Cuisine is so often a topic of
conversation these days, stimulated largely by cooking-related television
programmes – on and on they go, bla, bla, bla. Maybe that’s why I have often
been asked what my favourite Tanzanian dish was. I find it difficult to give a
straight answer, for example, high up on the rain shadow side of Mt. Meru, a
woman fried an egg for me, and she flipped it over so it was moderately hard. That
egg, that day, certainly hit the spot for me! But there are several dishes that
for reasons of frugality, are reserved for special occasions and for western
people, cooked green bananas might seem strange. Stews which comprise bananas
much like dumplings, are among my favourites. The staple, especially in rural areas, ugali
is simply maize flour with a little salt added, mixed slowly into boiling water
to make a stiff porridge. Bland of taste perhaps, and good or bad, depending who
cooks it, Tanzanians living here in New Zealand yearn to have some good ugali
with mchicha a bitter spinach.
For a Sunday lunch Vai taught me to cook red
kidney beans and rice. Her late mother had showed me that rice is never just
plain rice. Like a good wine, good rice is grown in good soils and the best
locally for us was from Magugu. Many times I accompanied Mama into the rice
market, and although it was labelled Magugu, she still felt it and smelled it
in case it was stale. The downside was there were stone chips in Magugu rice,
so someone needed to pick through it – a job for the girls.
We didn’t use those new-fangled rice
cookers, I preferred a double boiler. Oil and salt added to the boiling water
first and when the rice was nearly ready, I tipped it into the top pot of the
double boiler to finish it off with steam. We soaked the dry, red kidney beans
the night before – there are toxins in the colour that can cause stomach ulcers
so we removed those by draining off the red water and rinsing. Canned red
kidney beans are ok too if there are no dry ones. Anyway, first brown an onion
in the pot. Because the beans have been soaked, they will cook fairly quickly.
Into the pot of browed onions the beans go with enough clean water to cover
them. Add a small can of tomato paste concentrate. The paste is strong and
tart. Once the beans are soft, they are piled atop a bed of rice. Simple.
Sometimes I added a little chili powder.
Not much, just enough to give it a bite, even so, I found it took away the
subtle flavour of the rice. As a matter of fact, I never had to buy chili powder.
Locals used fresh chilies all the time and plenty were available in the markets
but at the end of the road was a farm that produced vegetable seed. They grew a
lot of chillies of various breeds and dried them for seed extraction. When I
asked, they allowed me to take the residue free of charge because by adding a
mixture of the powder, a little cooking oil and liquid soap to a bucket of water
it was effective as a control for the termites that attack tree seedlings. The
plant takes up the hot stuff and termites don’t like it. I used to take the
mixture out to rural schools to protect their tree plantings. Never breathe in
the dust though! It clears the sinuses and tubes in your head a little too
well! Anyway, from time to time I used the dust-cum-powder in my cooking.
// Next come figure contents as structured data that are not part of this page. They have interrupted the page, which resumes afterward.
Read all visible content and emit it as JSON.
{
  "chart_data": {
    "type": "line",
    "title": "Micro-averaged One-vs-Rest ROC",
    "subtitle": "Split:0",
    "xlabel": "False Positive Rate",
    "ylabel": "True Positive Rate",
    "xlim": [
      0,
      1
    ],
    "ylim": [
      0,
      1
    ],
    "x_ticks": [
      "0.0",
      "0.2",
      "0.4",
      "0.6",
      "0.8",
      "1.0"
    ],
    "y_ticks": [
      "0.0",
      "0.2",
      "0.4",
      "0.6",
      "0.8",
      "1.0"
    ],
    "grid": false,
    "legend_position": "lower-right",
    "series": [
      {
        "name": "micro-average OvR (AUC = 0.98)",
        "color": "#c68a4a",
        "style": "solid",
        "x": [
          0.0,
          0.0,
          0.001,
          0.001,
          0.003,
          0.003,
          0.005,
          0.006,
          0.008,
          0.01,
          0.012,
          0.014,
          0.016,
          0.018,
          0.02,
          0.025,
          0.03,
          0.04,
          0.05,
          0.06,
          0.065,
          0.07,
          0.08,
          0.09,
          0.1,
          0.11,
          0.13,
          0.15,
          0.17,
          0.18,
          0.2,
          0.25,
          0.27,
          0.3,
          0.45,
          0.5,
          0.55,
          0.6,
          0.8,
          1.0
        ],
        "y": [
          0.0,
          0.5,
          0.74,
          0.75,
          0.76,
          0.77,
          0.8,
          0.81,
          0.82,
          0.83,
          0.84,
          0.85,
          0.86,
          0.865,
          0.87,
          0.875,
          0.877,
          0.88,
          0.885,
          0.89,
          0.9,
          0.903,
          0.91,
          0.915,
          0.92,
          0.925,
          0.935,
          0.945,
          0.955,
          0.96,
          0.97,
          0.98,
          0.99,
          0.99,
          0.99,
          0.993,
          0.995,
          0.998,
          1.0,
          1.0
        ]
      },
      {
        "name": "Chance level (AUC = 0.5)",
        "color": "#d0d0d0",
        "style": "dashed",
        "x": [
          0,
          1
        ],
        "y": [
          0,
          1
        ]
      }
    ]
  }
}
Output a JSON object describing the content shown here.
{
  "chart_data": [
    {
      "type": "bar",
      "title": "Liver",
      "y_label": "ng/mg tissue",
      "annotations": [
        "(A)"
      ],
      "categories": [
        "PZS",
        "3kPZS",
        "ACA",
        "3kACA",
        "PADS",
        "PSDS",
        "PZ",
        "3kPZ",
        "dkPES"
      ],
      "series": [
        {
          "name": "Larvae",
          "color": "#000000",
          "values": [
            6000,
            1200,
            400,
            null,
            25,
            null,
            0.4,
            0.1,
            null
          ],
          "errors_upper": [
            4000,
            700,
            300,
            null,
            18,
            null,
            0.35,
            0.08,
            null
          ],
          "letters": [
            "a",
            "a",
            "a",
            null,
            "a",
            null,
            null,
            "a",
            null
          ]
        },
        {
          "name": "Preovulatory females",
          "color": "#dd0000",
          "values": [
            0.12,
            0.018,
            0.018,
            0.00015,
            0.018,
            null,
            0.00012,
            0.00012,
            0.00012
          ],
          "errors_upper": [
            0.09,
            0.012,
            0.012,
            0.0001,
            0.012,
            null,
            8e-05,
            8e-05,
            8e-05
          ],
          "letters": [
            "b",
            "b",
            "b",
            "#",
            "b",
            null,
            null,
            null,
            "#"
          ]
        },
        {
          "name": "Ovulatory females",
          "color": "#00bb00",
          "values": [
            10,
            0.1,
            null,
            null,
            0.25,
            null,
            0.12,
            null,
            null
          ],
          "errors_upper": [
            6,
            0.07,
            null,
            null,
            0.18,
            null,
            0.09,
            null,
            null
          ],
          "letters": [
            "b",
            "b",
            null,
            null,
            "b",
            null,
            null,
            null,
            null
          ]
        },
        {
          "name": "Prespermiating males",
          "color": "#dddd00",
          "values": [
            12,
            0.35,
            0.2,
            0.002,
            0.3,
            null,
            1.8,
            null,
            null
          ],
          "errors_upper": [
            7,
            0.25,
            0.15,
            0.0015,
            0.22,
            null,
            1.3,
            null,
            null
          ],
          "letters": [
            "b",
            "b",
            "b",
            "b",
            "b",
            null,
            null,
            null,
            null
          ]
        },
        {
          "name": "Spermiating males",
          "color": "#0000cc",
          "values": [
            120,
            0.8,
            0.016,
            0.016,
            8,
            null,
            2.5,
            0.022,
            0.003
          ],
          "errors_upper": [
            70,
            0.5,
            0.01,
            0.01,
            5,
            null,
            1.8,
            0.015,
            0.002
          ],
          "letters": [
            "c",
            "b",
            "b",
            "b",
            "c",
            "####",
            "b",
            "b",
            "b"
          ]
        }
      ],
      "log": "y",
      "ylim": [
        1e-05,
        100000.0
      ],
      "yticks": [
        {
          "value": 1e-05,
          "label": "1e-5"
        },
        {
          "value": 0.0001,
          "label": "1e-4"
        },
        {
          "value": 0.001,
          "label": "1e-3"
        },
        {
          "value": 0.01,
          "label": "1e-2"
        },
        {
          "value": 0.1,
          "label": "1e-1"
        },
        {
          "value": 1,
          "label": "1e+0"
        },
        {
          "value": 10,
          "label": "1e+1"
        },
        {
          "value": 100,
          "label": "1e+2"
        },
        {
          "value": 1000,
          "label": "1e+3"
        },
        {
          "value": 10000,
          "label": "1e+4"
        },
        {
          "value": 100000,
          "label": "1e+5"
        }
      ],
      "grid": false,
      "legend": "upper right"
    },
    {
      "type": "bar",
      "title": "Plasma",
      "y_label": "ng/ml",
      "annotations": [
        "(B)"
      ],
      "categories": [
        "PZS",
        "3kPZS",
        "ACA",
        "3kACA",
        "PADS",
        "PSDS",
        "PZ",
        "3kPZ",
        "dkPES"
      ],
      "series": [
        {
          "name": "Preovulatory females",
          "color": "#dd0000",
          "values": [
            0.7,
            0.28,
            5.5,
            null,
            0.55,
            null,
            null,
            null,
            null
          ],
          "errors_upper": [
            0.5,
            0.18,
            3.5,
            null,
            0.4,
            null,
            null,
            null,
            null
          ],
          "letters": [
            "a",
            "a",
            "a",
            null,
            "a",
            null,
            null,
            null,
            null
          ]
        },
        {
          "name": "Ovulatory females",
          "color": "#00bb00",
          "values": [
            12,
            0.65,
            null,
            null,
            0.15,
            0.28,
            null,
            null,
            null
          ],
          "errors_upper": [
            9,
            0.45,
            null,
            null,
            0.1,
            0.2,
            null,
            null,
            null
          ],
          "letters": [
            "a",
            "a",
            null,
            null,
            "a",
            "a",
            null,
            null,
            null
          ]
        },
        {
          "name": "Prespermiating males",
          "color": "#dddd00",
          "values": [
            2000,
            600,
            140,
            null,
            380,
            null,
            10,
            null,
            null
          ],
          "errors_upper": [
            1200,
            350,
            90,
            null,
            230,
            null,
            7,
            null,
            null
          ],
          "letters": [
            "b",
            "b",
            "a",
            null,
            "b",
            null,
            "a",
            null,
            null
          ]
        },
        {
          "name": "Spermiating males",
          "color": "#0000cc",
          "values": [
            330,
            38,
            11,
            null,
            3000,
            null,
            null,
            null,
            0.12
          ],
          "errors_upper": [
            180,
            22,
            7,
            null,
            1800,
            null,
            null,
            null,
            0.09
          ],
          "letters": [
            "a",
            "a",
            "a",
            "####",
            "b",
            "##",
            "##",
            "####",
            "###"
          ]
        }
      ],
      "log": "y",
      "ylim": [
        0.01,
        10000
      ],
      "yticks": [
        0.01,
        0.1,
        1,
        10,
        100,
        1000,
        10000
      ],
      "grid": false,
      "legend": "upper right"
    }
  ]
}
But y’know, I have noticed there is this
thing about chili and its use in traditional foods outside their country of
origin. There’s a sort of bravado and puffing-of-chest attitude where folk will
say they can eat the really hot stuff without any effect! Ok some school girls who
passed the fence surrounding my nursery, used to pick stinging nettle to test
who could put up with the nettle on their upper lip for the longest time. Sure
they could withstand it, but that didn’t mean they enjoyed it! The bravado with
chili and other hot spices seems to me to be a bit similar. Your senses become numbed
by the chili, so my question is, can they actually taste the food? Does the
heat spoil the enjoyment of the actual food? I know for some it does, on the
other hand, some get a perverse joy from pain – akin to self-flagellation. If
you have to use yoghurt or juices to mitigate the heat, isn’t there something
wrong with the food?
Before we had a refrigerator, my mother used
to rub pepper into any meat that was not fresh to mask the taste of sour, perhaps
even green meat! Cooks did the same thing on sailing ships, she told me one day
as I watched her rubbing the stuff in. I find if I roast or fry meat in some
nice clean fat or oil, the cooked meat is succulent and tastes like the meat-type
it is. But if you add those strong spices or chili, I for one can’t actually
taste the meat! And yes, yes, I’ve heard that leaving the bone on meat is
supposed to make the meat sweeter, but in my experience, that too is pie in the
sky!
Similar to what my mum did, traditionally,
where these spices were used, there were no refrigerators, so meat had a very
short fresh-life. Ancient peoples found that those hot spices contain compounds
that help to mitigate the pathogens that
meat will quickly pick up in the hot and sometimes humid climates - especially if
the meat is dead hen or dead pig! So of course the hot spices protected the health of the consumer.
So there we are, just one of those little
conundrums that from time to time sparks those cogs between my ears into action.